Wywiady - Muzyka

Anthony Kiedis: Europa to fascynujące miejsce

2011-12-12 18:52:03

Są jednym z najpopularniejszych zespołów rockowych na świecie. W lipcu 2012 roku po raz kolejny polscy miłośnicy muzyki, będą mieli okazję posłuchania ich na żywo! Red Hot Chili Peppers opowiadają o nowej płycie, inspiracjach i zbliżającym się tournee po Starym Kontynencie.

Zobacz zdjęcia RHCP

Zobacz szczegóły krążka I'm With You

Jak opisałbyś nową płytę? Tak ogólnie.


ANTHONY KIEDIS (RHCP): Cóż, już tytuł ma w sobie coś takiego, co sporo mówi o klimacie płyty. Zdanie "I'm With You" niesie ze sobą przesłanie zjednoczenia, solidarności. Słuchając, chyba każdy poczuje, że jest to płyta, którą stworzyliśmy wspólnie. Ja słyszę tutaj zespół, który gra muzykę.

O tytuł też chciałem zapytać. Czy chodzi w nim przede wszystkim o relacje między wami, czy może między wami a fanami?

ANTHONY KIEDIS: Jedno i drugie oraz jeszcze więcej. Także o relacje z nieznajomymi, Birmańczykami, Etiopczykami, z ludźmi, którzy robią coś dobrego i coś złego.

Czy już wybraliście singla promującego?

ANTHONY KIEDIS: Tak. Będzie nim piosenka "The Adventures Of Raindance Maggie".

Można powiedzieć, że ten kawałek reprezentuje wszystko to, co chcieliście przekazać przez album? Czemu wasz wybór padł właśnie na niego?

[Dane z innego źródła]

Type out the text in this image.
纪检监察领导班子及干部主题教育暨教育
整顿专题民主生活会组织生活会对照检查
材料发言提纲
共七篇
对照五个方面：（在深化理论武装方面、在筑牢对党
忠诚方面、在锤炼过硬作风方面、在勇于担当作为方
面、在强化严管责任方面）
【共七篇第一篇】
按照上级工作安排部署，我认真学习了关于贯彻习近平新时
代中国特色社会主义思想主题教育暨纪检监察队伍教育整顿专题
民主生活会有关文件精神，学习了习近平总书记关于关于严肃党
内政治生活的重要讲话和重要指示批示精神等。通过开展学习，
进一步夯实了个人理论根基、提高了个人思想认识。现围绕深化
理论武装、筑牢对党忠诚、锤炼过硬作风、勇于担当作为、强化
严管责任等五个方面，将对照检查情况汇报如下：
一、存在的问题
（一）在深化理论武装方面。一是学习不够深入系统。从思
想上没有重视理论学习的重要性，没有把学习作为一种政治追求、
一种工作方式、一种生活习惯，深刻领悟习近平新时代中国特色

ANTHONY KIEDIS: Dlaczego właśnie "The Adventures Of Raindance Maggie"? Hmmmm… W wyborze pomogli nam ludzie z bliskiego kręgu zespołu, którzy są z nami od dawna, którym ufamy. Przede wszystkim jedna osoba, niesamowicie szczera oraz mająca nieprawdopodobne wyczucie tego, co fani chcieliby usłyszeć w radiu. Na pewno wie to, lepiej niż my, bo zupełnie nie mamy dystansu do naszych piosenek. Rick Rubin, bo o niego chodzi, miał wybraną piosenkę na singla. Ja też miałem. Jego wybór był oczywiście lepszy [śmiech].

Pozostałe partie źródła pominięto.